Quest’anno, MIDO coincide anche con l’apertura dei Giochi Olimpici Invernali Milano-Cortina 2026, collocando la fiera in una città vivace, al centro dell’attività internazionale, a pochi chilometri dai luoghi in cui le lenti italiane ammirate in tutto il mondo vengono concepite, prototipate e perfezionate: Belluno, il Cadore, il Veneto, la Lombardia. È un ecosistema in cui tradizione e tecnologia coesistono e dove l’ottica diventa un linguaggio culturale piuttosto che un semplice prodotto.

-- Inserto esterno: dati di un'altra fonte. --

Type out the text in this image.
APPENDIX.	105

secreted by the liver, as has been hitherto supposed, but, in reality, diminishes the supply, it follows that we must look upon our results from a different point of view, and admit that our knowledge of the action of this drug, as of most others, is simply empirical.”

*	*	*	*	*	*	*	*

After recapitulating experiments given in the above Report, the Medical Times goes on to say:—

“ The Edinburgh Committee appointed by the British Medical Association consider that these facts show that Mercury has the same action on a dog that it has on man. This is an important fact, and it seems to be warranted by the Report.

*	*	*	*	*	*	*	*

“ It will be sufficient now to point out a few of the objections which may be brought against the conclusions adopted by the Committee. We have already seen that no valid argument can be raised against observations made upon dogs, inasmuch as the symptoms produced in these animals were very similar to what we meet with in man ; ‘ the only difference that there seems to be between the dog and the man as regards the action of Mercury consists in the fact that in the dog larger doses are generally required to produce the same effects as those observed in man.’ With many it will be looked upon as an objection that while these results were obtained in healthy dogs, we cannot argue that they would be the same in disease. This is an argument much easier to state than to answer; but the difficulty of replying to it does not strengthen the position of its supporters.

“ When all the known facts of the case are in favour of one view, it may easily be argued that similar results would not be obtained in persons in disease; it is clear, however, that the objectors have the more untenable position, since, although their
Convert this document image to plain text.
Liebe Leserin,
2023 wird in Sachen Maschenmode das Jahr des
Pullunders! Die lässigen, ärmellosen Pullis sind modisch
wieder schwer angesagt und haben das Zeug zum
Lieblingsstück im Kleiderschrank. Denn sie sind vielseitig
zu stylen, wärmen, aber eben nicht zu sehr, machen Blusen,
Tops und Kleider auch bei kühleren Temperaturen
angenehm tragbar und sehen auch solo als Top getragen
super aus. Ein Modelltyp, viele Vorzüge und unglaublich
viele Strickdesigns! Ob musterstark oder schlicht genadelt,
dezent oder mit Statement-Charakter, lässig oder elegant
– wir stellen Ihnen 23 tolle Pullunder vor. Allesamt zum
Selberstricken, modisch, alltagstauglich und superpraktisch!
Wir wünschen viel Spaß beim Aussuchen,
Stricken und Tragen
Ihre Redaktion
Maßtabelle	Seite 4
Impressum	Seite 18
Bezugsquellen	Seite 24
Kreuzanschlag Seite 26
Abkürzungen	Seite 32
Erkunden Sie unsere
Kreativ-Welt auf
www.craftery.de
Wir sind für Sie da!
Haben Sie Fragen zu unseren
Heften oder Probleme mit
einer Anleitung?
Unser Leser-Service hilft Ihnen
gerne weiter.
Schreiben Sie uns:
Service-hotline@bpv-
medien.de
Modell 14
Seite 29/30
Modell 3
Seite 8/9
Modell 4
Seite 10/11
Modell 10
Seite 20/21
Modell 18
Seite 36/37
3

Ma è proprio questo mondo occidentale – storicamente affidabile, stabile e sicuro per il Made in Italy – ad aver causato i maggiori sconvolgimenti recenti. La decisione del governo statunitense di imporre dazi più elevati sui prodotti provenienti dall’Unione Europea ha avuto un effetto immediato sulla catena di approvvigionamento. Come ha spiegato il presidente dell’ANFAO, molte aziende italiane sono state costrette ad accelerare le spedizioni e ad anticipare le consegne per evitare che le loro merci arrivassero dopo il 6 luglio, data di entrata in vigore dei dazi. Il risultato è stata una temporanea distorsione del mercato, seguita da una significativa contrazione delle importazioni statunitensi, che ha colpito in particolare il segmento degli occhiali da sole. Questo episodio ha rivelato quanto l’ottica italiana sia esposta alle tensioni commerciali globali, anche quando il suo prestigio e la sua qualità rimangono intatti. Come ho osservato in un articolo precedente, le lenti adornano gli occhi: proteggono, assistono e sostituiscono la vista naturale quando questa si indebolisce. L’occhio è l’organo che ci permette di conoscere noi stessi, capire, interpretare il mondo e riconoscerci al suo interno; ecco perché un buon paio di occhiali non solo corregge la vista, ma valorizza anche la propria identità.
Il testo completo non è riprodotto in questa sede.